Not only this, but Ozempic injections are very costly. Ozempic can cost anywhere from $800 to over $900 each month, specifically depending on where you purchase it. Without insurance and with a prescription from a doctor, Ozempic costs around $950, but most times in which Ozempic is used solely for weight loss, insurance doesn’t cover it. Ozempic can usually only be covered by insurance when it is used as a prescription drug, or for its FDA-approved purpose. If not used for the condition it’s prescribed for, chances are that health insurance will not cover it.

Why is it Suddenly so Popular?

Image Credit: dailymail.co.uk

It’s no surprise that adults across social media have taken to the internet to spread the word about Ozempic and its promisingly rapid weight loss results. Side-by-side comparisons are often posted on Facebook and other apps by Ozempic users, which as a result, provides a false front about the reliability of Ozempic.

When a vast majority of people rave about how effective it can be in such a short amount of time, it doesn’t take long until others are prompted to use the drug, too.

The outwardly effective results people are reaching from using Ozempic can also be persuasive. Semaglutide is a very effective drug for weight loss, and for this reason, Ozempic has profound effects on the body, but only for a short period. When the people you are surrounded by are shedding pounds quickly, it can easily be difficult to comprehend the reality of the drug and how it works.

Sharon Osbourne Discusses Gaunt Appearance, Ozempic Weight Loss
Image Credit: buzzfeed news.com

Several celebrities and well-known figures have used the drug for weight loss as well, including  Amy Schumer, Andy Cohen, Oprah Winfrey, and more.

In a recent interview, Sharon Osbourne spoke out about her experience using the drug and voiced her personal concern with its results. Ozbourne warned people to be careful when using the medication, claiming that she lost 42 pounds and felt uncomfortable with suddenly being that small.
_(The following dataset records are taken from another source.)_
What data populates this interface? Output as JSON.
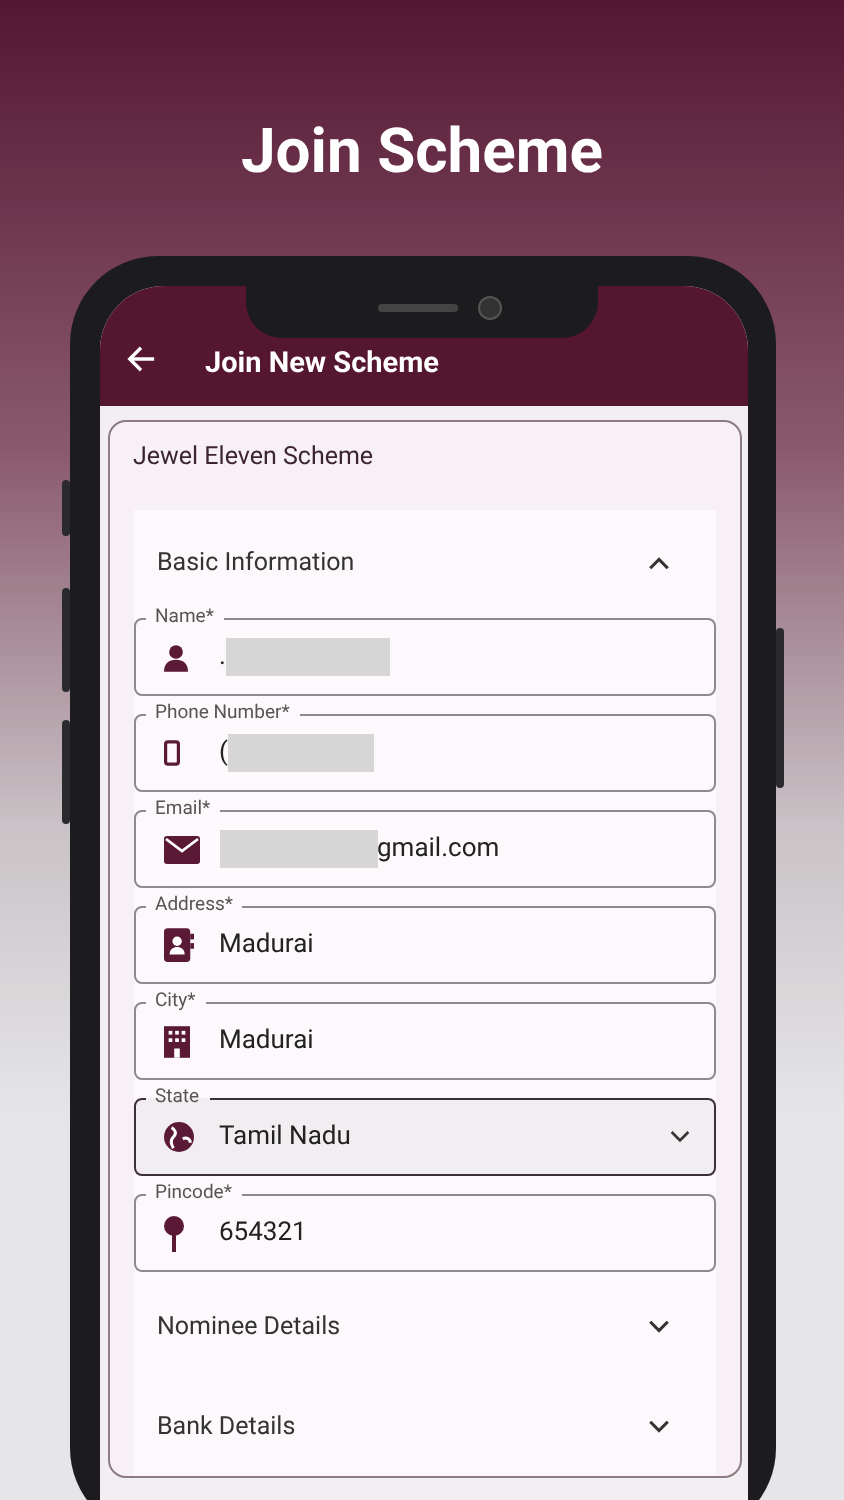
{
  "headline": "Join Scheme",
  "app_bar": {
    "title": "Join New Scheme"
  },
  "scheme_name": "Jewel Eleven Scheme",
  "sections": [
    {
      "title": "Basic Information",
      "expanded": true,
      "fields": [
        {
          "kind": "text",
          "label": "Name*",
          "value": ".",
          "redacted": true
        },
        {
          "kind": "text",
          "label": "Phone Number*",
          "value": "(",
          "redacted": true
        },
        {
          "kind": "text",
          "label": "Email*",
          "value": "gmail.com",
          "redacted": true
        },
        {
          "kind": "text",
          "label": "Address*",
          "value": "Madurai",
          "redacted": false
        },
        {
          "kind": "text",
          "label": "City*",
          "value": "Madurai",
          "redacted": false
        },
        {
          "kind": "select",
          "label": "State",
          "value": "Tamil Nadu",
          "redacted": false
        },
        {
          "kind": "text",
          "label": "Pincode*",
          "value": "654321",
          "redacted": false
        }
      ]
    },
    {
      "title": "Nominee Details",
      "expanded": false
    },
    {
      "title": "Bank Details",
      "expanded": false
    }
  ]
}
Another commonly reported drawback to using the medication is “Ozempic face”.  Dr. Paul Jarrod Frank, a dermatologist, claims that “Ozempic face” is a common side effect of the rapid weight loss experienced while using the medication. After using Ozempic, a person’s face can “sag” and appear to be very thin and droopy with loose skin.

“When you meet someone that you saw not too long ago and they’ve [suddenly] lost a lot of weight, particularly in that area, it’s kind of like a telltale sign.”